Sungai di Brumbung Berubah Bak “Kolam Susu”, Limbah Usaha Barang Bekas Dikeluhkan Warga

TUTURPEDIA - Sungai di Brumbung Berubah Bak “Kolam Susu”, Limbah Usaha Barang Bekas Dikeluhkan Warga
banner 120x600

Blora, Tuturpedia.com – Aktivitas usaha pemanfaatan barang bekas di Desa Brumbung, Kecamatan Jepon, Kabupaten Blora, menuai protes warga. Limbah cair yang diduga dibuang ke aliran sungai membuat air berubah warna putih keruh menyerupai “kolam susu” dan menimbulkan bau menyengat.

Warga khawatir pencemaran tersebut berdampak pada kesehatan lingkungan dan lahan pertanian di sekitar desa.

Menanggapi keluhan masyarakat, Kepala Dusun Desa Brumbung, Selamat Ariyanto, mengaku telah mendatangi lokasi usaha milik NG, warga Desa Sumurboto, dan memberikan peringatan keras agar tidak lagi membuang limbah ke sungai.

“Saya sudah ke sana dan sudah kita buat kesepakatan agar tidak buang limbah ke sungai,” ujar Ariyanto, Rabu (6/5/2026).

Ia menegaskan, jika pelaku usaha kembali mengulangi perbuatannya, pihak desa tidak segan mengambil langkah tegas hingga penutupan usaha.

“Intinya, kalau diulangi lagi saya akan tutup. Kami juga sudah lapor ke Dinas Lingkungan Hidup dan akan ditindaklanjuti besok Kamis,” tegasnya.

Menurut Ariyanto, usaha tersebut bergerak di bidang pemanfaatan barang bekas seperti drum, karung, dan ember cat bekas yang dibersihkan untuk dijual kembali. Namun dalam proses pencucian, limbah diduga langsung dialirkan ke sungai tanpa pengolahan terlebih dahulu. Akibatnya, air sungai menjadi keruh dan menimbulkan aroma tidak sedap yang mengganggu warga sekitar.

“Usaha itu sudah berjalan lebih dari lima tahun. Sepengetahuan saya, pemerintah desa juga tidak mengetahui izin usaha tersebut,” jelasnya.

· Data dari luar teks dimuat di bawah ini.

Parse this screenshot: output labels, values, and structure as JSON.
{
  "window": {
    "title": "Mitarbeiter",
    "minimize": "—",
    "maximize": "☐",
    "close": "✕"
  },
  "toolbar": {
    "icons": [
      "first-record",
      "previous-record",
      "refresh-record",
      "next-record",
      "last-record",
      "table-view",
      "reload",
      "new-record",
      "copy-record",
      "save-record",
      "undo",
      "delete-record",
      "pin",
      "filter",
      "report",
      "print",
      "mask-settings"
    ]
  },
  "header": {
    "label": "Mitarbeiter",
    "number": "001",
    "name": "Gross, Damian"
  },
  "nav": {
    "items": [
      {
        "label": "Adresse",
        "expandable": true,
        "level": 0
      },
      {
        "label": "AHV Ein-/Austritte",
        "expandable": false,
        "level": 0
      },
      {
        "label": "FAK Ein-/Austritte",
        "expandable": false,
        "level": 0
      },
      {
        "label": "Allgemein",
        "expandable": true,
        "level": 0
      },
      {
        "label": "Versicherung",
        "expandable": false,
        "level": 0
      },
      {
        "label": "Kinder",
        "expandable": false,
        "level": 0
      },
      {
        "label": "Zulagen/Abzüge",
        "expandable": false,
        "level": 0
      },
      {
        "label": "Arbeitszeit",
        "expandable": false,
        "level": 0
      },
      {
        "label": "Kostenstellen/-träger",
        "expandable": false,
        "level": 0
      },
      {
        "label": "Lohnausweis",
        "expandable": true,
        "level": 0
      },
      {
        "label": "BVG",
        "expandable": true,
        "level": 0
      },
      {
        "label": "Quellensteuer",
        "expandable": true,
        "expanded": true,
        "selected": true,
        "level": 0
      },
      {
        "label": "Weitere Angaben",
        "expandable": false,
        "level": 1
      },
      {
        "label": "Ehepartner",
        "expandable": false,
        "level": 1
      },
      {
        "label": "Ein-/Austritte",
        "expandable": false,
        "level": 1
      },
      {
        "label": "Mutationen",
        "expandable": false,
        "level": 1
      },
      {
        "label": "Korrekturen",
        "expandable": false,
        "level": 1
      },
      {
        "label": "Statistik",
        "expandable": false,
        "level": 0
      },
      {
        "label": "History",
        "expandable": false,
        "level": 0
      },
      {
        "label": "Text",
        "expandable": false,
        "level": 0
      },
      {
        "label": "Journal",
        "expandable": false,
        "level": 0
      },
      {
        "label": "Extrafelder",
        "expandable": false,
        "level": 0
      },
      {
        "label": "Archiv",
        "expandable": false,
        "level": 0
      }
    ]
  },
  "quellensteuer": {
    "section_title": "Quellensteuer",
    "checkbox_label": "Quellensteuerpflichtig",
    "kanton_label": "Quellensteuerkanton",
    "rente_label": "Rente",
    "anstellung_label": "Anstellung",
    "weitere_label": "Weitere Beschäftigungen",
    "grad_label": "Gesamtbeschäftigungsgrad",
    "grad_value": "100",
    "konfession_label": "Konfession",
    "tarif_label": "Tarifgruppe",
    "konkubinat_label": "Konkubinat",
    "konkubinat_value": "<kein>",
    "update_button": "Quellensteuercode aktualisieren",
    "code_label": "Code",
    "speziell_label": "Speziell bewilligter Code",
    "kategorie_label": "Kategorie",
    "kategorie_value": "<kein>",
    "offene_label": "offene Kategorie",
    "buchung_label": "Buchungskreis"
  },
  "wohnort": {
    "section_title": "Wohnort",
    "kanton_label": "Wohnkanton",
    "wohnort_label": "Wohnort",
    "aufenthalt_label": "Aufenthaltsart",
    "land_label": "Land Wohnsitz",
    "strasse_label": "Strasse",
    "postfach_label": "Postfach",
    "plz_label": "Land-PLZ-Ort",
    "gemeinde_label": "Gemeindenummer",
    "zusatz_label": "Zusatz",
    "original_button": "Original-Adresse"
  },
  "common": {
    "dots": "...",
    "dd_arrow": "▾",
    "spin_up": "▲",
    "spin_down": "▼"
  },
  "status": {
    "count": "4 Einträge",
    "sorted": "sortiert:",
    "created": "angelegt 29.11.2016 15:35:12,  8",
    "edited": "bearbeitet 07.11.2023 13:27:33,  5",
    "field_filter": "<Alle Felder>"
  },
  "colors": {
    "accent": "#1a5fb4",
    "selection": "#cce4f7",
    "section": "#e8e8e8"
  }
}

Keluhan juga datang dari warga setempat. Musa, salah satu warga Desa Brumbung, mengaku resah karena sungai yang tercemar masih dimanfaatkan sebagian petani untuk mengairi sawah.

“Petani terkadang masih mengairi ladang menggunakan air sungai. Kalau ini diteruskan, takutnya berdampak pada tanaman kami,” katanya.

Warga berharap Dinas Lingkungan Hidup segera turun tangan melakukan pemeriksaan dan mengambil tindakan tegas agar pencemaran tidak terus berlanjut dan merusak lingkungan desa.